Ying have posted the link to the commit that added "shadow" support
for anon pages, it has become a very important part for LRU activation
/ workingset tracking. Basically when folios are removed from the
cache xarray (eg. after swap writeback is done), instead of releasing
the xarray slot, an unsigned long / void * is stored to it, recording
some info that will be used when refault happens, to decide how to
handle the folio from LRU / workingset side.
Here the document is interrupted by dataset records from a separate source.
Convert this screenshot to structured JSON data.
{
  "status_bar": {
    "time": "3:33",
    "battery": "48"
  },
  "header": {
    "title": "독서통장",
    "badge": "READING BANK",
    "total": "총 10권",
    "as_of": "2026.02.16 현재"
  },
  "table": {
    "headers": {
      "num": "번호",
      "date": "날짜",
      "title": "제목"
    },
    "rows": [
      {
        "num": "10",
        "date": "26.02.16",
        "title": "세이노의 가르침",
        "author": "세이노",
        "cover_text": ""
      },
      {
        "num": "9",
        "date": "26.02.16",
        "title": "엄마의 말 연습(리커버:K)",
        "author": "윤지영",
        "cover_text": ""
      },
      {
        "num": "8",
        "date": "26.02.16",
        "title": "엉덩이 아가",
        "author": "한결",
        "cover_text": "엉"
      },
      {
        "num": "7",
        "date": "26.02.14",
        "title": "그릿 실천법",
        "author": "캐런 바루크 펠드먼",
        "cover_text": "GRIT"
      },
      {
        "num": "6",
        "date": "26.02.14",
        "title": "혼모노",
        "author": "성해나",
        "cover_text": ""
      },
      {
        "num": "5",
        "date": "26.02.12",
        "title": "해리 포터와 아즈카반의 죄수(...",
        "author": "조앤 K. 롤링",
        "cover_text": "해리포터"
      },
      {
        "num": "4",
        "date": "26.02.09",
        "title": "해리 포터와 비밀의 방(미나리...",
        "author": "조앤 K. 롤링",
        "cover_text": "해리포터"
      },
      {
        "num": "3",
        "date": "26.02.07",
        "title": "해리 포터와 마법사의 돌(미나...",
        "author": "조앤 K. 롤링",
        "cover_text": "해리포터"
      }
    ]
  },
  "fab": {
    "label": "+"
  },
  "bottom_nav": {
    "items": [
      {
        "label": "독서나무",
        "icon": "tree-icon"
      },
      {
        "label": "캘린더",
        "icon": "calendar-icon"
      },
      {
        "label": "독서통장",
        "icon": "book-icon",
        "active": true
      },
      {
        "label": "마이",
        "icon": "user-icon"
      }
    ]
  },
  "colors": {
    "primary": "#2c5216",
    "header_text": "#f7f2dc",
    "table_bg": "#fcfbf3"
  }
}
And about large folio in swapcahce: if you look at the current version
of add_to_swap_cache in mainline (it adds a folio of any order into
swap cache), it calls xas_create_range(&xas) which fill all xarray
slots in entire range covered by the folio. But xarray supports
multi-index storing, making use of the nature of the radix tree to
save a lot of slots. eg. for a 2M THP page, previously 8 + 512 slots
(8 extra xa nodes) is needed to store it, after this series it only
needs 8 slots by using a multi-index store. (not sure if I did the
math right).

Same for shadow, when folio is being deleted, __delete_from_swap_cache
will currently walk the xarray with xas_next update all 8 + 512 slots
one by one, after this series only 8 stores are needed (ignoring
fragmentation).

And upon swapin, I was talking about swapin 1 sub page of a THP folio,
and the folio is gone, leaving a few multi-index shadow slots. The
multi-index slots need to be splitted (multi-index slot have to be
updated as a whole or split first, __filemap_add_folio handles such
split), I optimize and reused routine in __filemap_add_folio in this
series so without too much work it works perfectly for swapcache.